Sunday, June 30, 2013

Rediscovery of Distortion Pedals

If you've read my posts from late last year you'd know that I was working on converting my old tin shed into a studio & workshop.

Now I wasn't exactly flush with cash for this project and had to make do with what I had available to me. My studio is divided into two parts. 

A gear room and a recording booth.

The booth works fairly well. Nobody can hear my dodgy acoustic guitar playing or my lousy singing outside of the shed.

Even playing electric guitar I can get a decent tone to "tape" for clean sounds. But the problem I have is that if I want distortion from the output tubes (my favourite kind) I can only really do that during the day, even with my 5 watt amps.

I know for a fact that it can't be heard in my own home, which is just about the same distance as my closest neighbours to the recording room.
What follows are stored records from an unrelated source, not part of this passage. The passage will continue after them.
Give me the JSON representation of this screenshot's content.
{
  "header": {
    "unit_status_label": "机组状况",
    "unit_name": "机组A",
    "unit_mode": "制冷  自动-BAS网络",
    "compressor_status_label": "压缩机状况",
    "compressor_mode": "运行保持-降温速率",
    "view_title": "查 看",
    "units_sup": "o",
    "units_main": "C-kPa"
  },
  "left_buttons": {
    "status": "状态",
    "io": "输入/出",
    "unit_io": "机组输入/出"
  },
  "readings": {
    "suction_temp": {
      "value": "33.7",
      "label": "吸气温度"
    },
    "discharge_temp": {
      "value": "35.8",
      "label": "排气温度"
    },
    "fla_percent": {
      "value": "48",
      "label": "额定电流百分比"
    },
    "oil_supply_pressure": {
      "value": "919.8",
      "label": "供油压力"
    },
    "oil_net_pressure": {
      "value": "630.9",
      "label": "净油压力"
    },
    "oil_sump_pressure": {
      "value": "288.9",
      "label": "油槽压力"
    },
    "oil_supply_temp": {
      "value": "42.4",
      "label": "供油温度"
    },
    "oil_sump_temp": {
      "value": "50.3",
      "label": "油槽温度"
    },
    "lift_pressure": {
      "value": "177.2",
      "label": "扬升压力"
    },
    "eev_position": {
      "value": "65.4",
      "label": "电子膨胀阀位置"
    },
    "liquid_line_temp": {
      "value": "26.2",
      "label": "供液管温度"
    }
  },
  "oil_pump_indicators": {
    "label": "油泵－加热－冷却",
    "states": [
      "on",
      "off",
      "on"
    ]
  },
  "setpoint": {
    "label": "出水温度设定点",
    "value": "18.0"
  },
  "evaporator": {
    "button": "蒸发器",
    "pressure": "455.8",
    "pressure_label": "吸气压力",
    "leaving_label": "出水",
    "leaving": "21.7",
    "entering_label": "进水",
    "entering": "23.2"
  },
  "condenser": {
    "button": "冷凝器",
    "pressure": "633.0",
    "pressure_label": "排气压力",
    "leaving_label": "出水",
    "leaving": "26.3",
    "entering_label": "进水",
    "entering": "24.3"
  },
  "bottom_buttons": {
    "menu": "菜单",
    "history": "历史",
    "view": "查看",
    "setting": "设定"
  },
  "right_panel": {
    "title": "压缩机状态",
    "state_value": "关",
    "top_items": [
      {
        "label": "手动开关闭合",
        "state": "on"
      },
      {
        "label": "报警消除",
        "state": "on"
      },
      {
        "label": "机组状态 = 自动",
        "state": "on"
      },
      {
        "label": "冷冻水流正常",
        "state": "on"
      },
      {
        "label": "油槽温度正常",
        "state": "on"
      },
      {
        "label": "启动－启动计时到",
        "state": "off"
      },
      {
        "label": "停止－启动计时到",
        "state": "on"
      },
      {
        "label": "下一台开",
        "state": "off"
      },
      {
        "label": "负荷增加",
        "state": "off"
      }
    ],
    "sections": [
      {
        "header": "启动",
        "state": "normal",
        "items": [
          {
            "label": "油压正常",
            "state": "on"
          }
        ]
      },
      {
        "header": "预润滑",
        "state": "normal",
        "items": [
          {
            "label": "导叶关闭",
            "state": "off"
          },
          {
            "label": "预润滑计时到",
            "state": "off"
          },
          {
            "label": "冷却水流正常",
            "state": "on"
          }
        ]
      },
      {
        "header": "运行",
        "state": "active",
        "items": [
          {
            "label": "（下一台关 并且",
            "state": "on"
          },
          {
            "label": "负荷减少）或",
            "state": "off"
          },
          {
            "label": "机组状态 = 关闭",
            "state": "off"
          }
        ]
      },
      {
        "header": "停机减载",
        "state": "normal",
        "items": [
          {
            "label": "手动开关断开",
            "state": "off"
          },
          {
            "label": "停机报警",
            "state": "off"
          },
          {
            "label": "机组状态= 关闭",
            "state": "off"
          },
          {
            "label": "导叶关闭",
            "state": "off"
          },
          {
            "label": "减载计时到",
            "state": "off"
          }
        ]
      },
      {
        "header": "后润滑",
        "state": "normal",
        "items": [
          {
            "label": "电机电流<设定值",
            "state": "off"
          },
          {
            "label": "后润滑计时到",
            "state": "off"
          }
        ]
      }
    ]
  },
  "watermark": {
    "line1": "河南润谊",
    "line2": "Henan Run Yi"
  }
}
So in theory I could play as loud as I want inside with the gear that I have, but I just don't feel comfortable with it.

The obvious thing to do of course, was use distortion pedals and turn the volume down. Sure, its obvious now, but I didn't even consider it until now.

I have several distortions and fuzzes, but I think maybe that I was a little prejudiced toward achieving my favourite tone.

So last night I had a hankering for a wee bit of grit and decided to fire up my pedal board.

I stuck to overdrive types for this session.

The ones that I had on hand are as follows:
  • Digitech Bad Monkey
  • Tech 21 Sansamp GT2
  • Boss Combo Drive
The Bad Monkey has been in my collection from way back.
Its a nice simple pedal that is kind of a Tube Screamer clone.
The results were pleasant and ranged between a little grit to nice full overdrive, which is great for chunking out the power chords.

The Sansamp is one that I had never used with a guitar amp(only direct). I know, ridiculous right?
It was excellent.
Each setting was really usable and not at all fizzy.
Lots of versatility and had a great gentle overdrive, but was not quite the death metal machine that I thought it would be on the high gain settings. Not that it really matters. I haven't played that sort of stuff since 1996.

The Combo Drive is really quite effective at generating Vox-like tones and as I've stated in an earlier article, goes from clean to seriously metal. Its a great little pedal for those looking for a tone change, without the massive investment. They're quite cheap at the moment too.

I felt like a kid in a toy store. Rediscovering distortion was something that I needed to do. Hopefully I'll actually be proactive with making music.